The Autumn of the Autocrats: The meaning of Lebanon

Fouad Ajami writes in Foreign Affairs:

They quarreled with Rafiq Hariri’s way of rebuilding Beirut, dismissing his renewal project as an assault on the capital’s archaeological heritage and the graceful old city of fabled memory. They wrote off his ambitious economic policy, pointing to the vast public debt that accumulated under his stewardship. Many Lebanese saw Hariri as Saudi Arabia’s man, never quite taking to the swashbuckling way he climbed to the heights of power. But on February 14, when the former prime minister was struck down by a huge bomb that shattered his motorcade as it passed near Beirut’s swank hotels and sea front — in the very district his construction company had remade from rubble — Lebanon had its first “martyr” in many years.

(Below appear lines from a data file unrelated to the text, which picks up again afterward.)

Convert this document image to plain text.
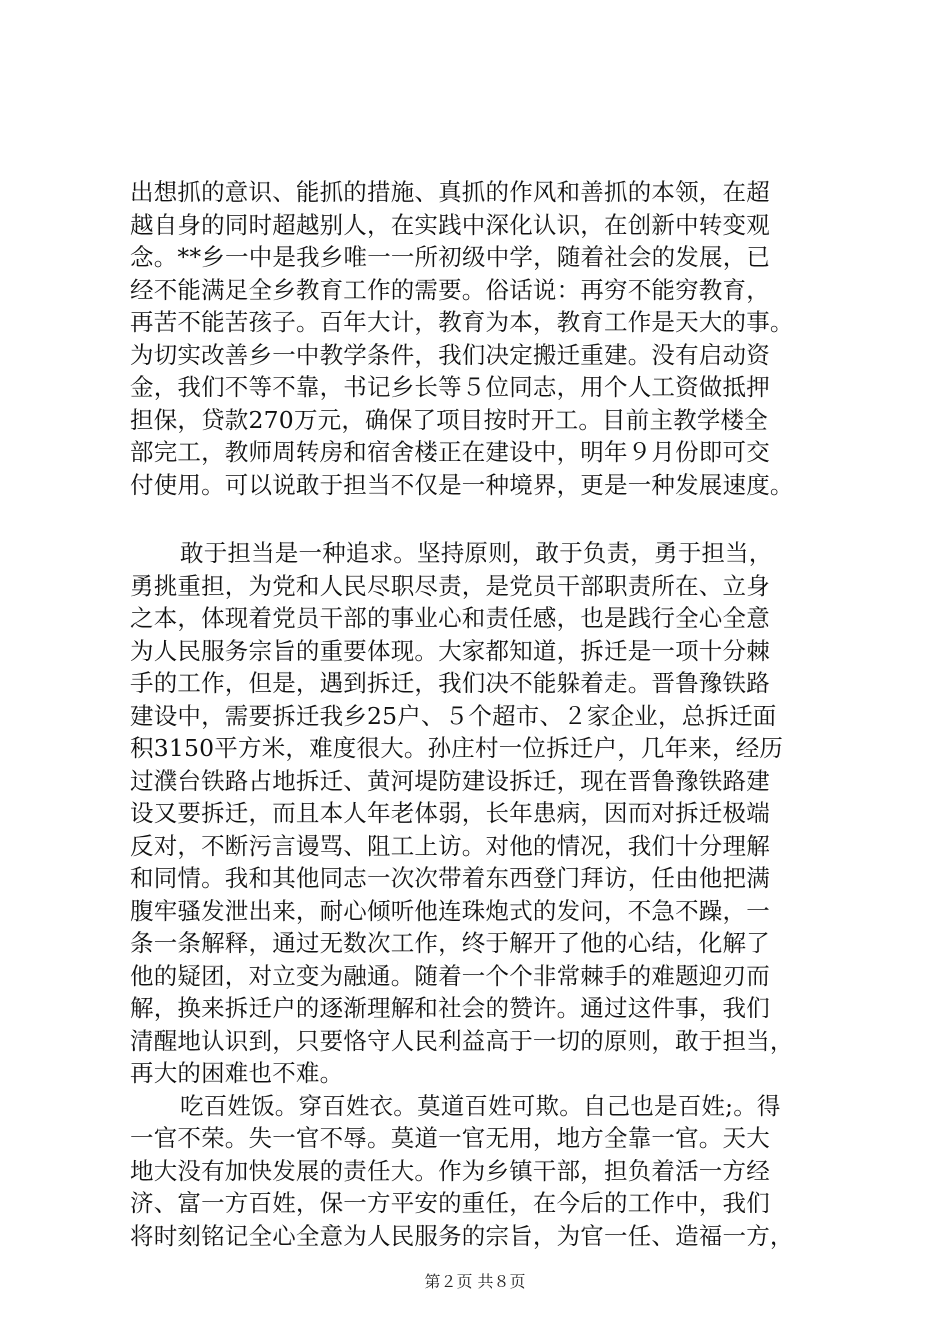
出想抓的意识、能抓的措施、真抓的作风和善抓的本领，在超
越自身的同时超越别人，在实践中深化认识，在创新中转变观
念。**乡一中是我乡唯一一所初级中学，随着社会的发展，已
经不能满足全乡教育工作的需要。俗话说：再穷不能穷教育，
再苦不能苦孩子。百年大计，教育为本，教育工作是天大的事。
为切实改善乡一中教学条件，我们决定搬迁重建。没有启动资
金，我们不等不靠，书记乡长等５位同志，用个人工资做抵押
担保，贷款270万元，确保了项目按时开工。目前主教学楼全
部完工，教师周转房和宿舍楼正在建设中，明年９月份即可交
付使用。可以说敢于担当不仅是一种境界，更是一种发展速度。
敢于担当是一种追求。坚持原则，敢于负责，勇于担当，
勇挑重担，为党和人民尽职尽责，是党员干部职责所在、立身
之本，体现着党员干部的事业心和责任感，也是践行全心全意
为人民服务宗旨的重要体现。大家都知道，拆迁是一项十分棘
手的工作，但是，遇到拆迁，我们决不能躲着走。晋鲁豫铁路
建设中，需要拆迁我乡25户、５个超市、２家企业，总拆迁面
积3150平方米，难度很大。孙庄村一位拆迁户，几年来，经历
过濮台铁路占地拆迁、黄河堤防建设拆迁，现在晋鲁豫铁路建
设又要拆迁，而且本人年老体弱，长年患病，因而对拆迁极端
反对，不断污言谩骂、阻工上访。对他的情况，我们十分理解
和同情。我和其他同志一次次带着东西登门拜访，任由他把满
腹牢骚发泄出来，耐心倾听他连珠炮式的发问，不急不躁，一
条一条解释，通过无数次工作，终于解开了他的心结，化解了
他的疑团，对立变为融通。随着一个个非常棘手的难题迎刃而
解，换来拆迁户的逐渐理解和社会的赞许。通过这件事，我们
清醒地认识到，只要恪守人民利益高于一切的原则，敢于担当，
再大的困难也不难。
吃百姓饭。穿百姓衣。莫道百姓可欺。自己也是百姓;。得
一官不荣。失一官不辱。莫道一官无用，地方全靠一官。天大
地大没有加快发展的责任大。作为乡镇干部，担负着活一方经
济、富一方百姓，保一方平安的重任，在今后的工作中，我们
将时刻铭记全心全意为人民服务的宗旨，为官一任、造福一方，
第２页 共８页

The entrenched systems of control in the Arab world are beginning to give way. It is a terrible storm, but the perfect antidote to a foul sky. The old Arab edifice of power, it is true, has had a way of surviving many storms. It has outwitted and outlived many predictions of its imminent demise.

But suddenly it seems like the autumn of the dictators. Something different has been injected into this fight. The United States — a great foreign power that once upheld the Arab autocrats, fearing what mass politics would bring — now braves the storm. It has signaled its willingness to gamble on the young, the new, and the unknown. Autocracy was once deemed tolerable, but terrorists, nurtured in the shadow of such rule, attacked the United States on September 11, 2001. Now the Arabs, grasping for a new world, and the Americans, who have helped usher in this unprecedented moment, together ride this storm wave of freedom.